A. Synergistic drug interaction. B. Independent drug action C. Antagonistic drug interaction. The strength of interaction when assumed, was q = 0.5 and G(x, y) were specified as in Eq. 16. The periodic variation of drug 1 x(z) was held fixed, while drug 2 concentration y(z) over space was varied by varying the period T₂. These parameters were fixed: k₁ = A₁ = 0.5, T₁ = 0.8 and k₂ = A₂ = 0.5 before normalization, which then leads to total conservation of drug 1 and drug 2, fixed amount=1 for each spatial period of drug 2 T₂. Final fitnesses of the 3 mutants over space, computed on the basis of the principal eigenvalue. Assumed diffusion coefficient is D = 0.01. In blue: single-resistance to drug 1, in red: single-resistance to drug 2, in purple: double resistant mutant with intermediate resistance to each drug.

Figure 9:. Drug-resistance selection outcomes for periodic 2 drugs as a function of their spatial periods T1 and T2.

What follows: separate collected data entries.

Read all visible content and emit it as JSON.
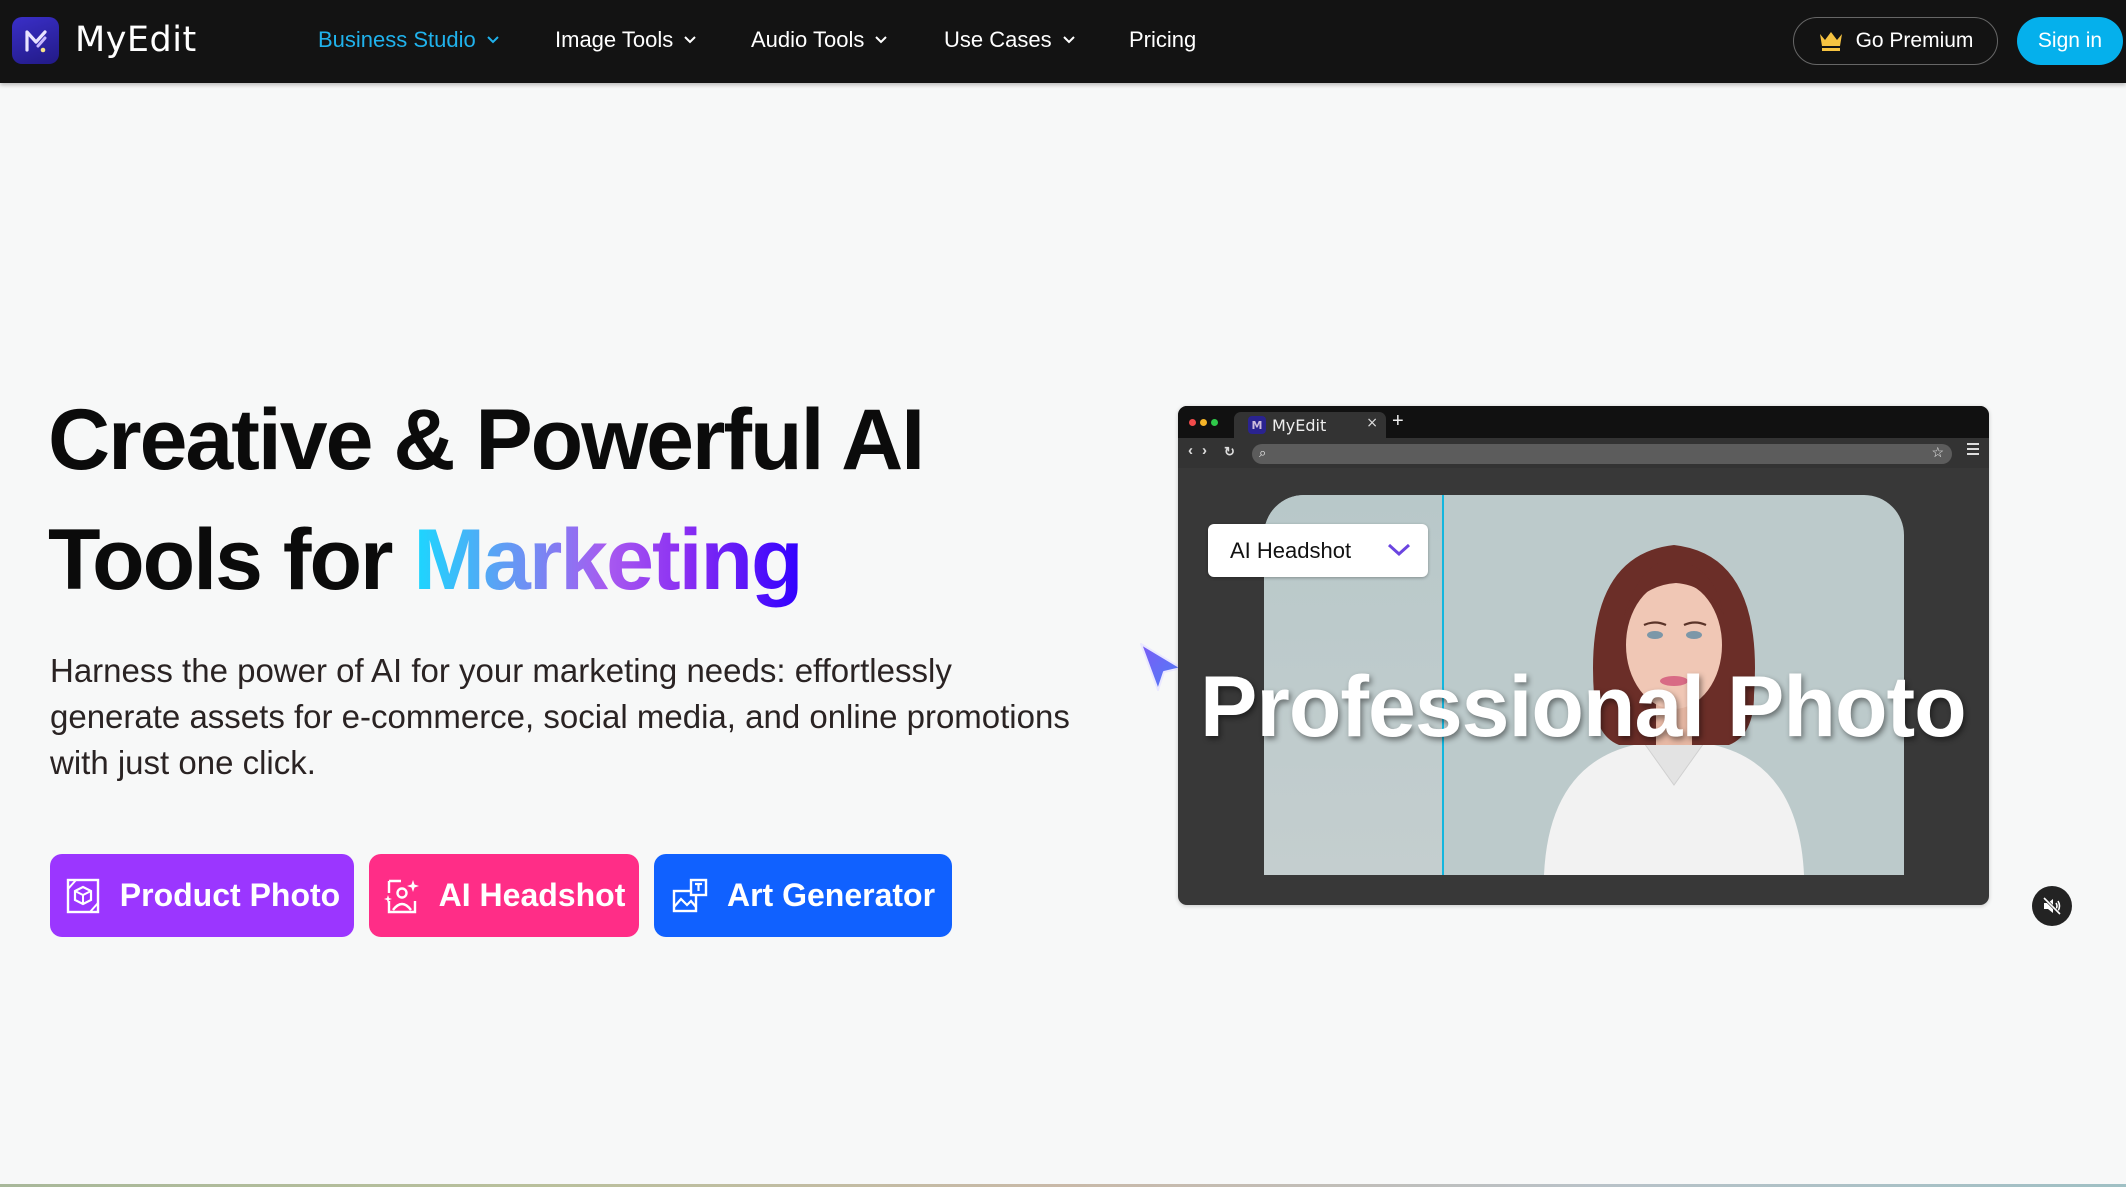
{
  "nav": {
    "brand": "MyEdit",
    "items": [
      {
        "label": "Business Studio",
        "has_dropdown": true,
        "active": true
      },
      {
        "label": "Image Tools",
        "has_dropdown": true,
        "active": false
      },
      {
        "label": "Audio Tools",
        "has_dropdown": true,
        "active": false
      },
      {
        "label": "Use Cases",
        "has_dropdown": true,
        "active": false
      },
      {
        "label": "Pricing",
        "has_dropdown": false,
        "active": false
      }
    ],
    "premium_label": "Go Premium",
    "signin_label": "Sign in"
  },
  "hero": {
    "title_line1": "Creative & Powerful AI",
    "title_line2_prefix": "Tools for ",
    "title_highlight": "Marketing",
    "description": "Harness the power of AI for your marketing needs: effortlessly generate assets for e-commerce, social media, and online promotions with just one click.",
    "buttons": [
      {
        "label": "Product Photo",
        "icon": "product-photo-icon",
        "color": "#9b36ff"
      },
      {
        "label": "AI Headshot",
        "icon": "ai-headshot-icon",
        "color": "#ff2d87"
      },
      {
        "label": "Art Generator",
        "icon": "art-generator-icon",
        "color": "#1061ff"
      }
    ]
  },
  "demo_video": {
    "browser_tab_title": "MyEdit",
    "tab_logo_letter": "M",
    "dropdown_selected": "AI Headshot",
    "overlay_text": "Professional Photo",
    "muted": true
  },
  "colors": {
    "nav_bg": "#131313",
    "accent_blue": "#05b0ec",
    "active_nav": "#20b2ec",
    "page_bg": "#f7f8f8"
  }
}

A. Synergistic drugs. B. Independent drugs. C. Antagonistic drugs. Shaded blue region: single-resistance to drug 1 has higher fitness, shaded red region: singleresistance to drug 2 has higher fitness, shaded purple region: double resistant mutant with intermediate resistance to each drug has the higher fitness. The periodic variations of drug 1 and drug 2 over one-dimensional space $z\in [\mathrm{0,1}]$ are constructed in such way as to keep the total amount of each drug equal to 1. The periodic function parameters are initially specified as: $k_1=A_1=k_2=A_2$ for any combination of periods $T_1$ and $T_2$, and then immediately scaled by the integral of the periodic function over space, to obtain a total amount of drug equal to unity in each case. Assumed diffusion coefficient is $D=0.01$. The growth functions of each mutant over space are obtained following Eqs. 16 together with the assumption that a mutant with traits $\left({\alpha }_i,{\beta }_i\right)$ experiences the two drugs at concentrations ${\alpha }_{i}x$ and ${\beta }_{i}y$. The interaction strength is fixed at $q=0.5$ both in the case of synergistic and antagonistic interaction. In the case of synergistic/antagonistic interaction, the effect is to decrease/increase the growth rate of bacteria relative to the simple additive effect of the two drugs. See Figure S4 for the analogous figure under a more complex drug interaction function, highlighting the sensitivity to fitness landscape.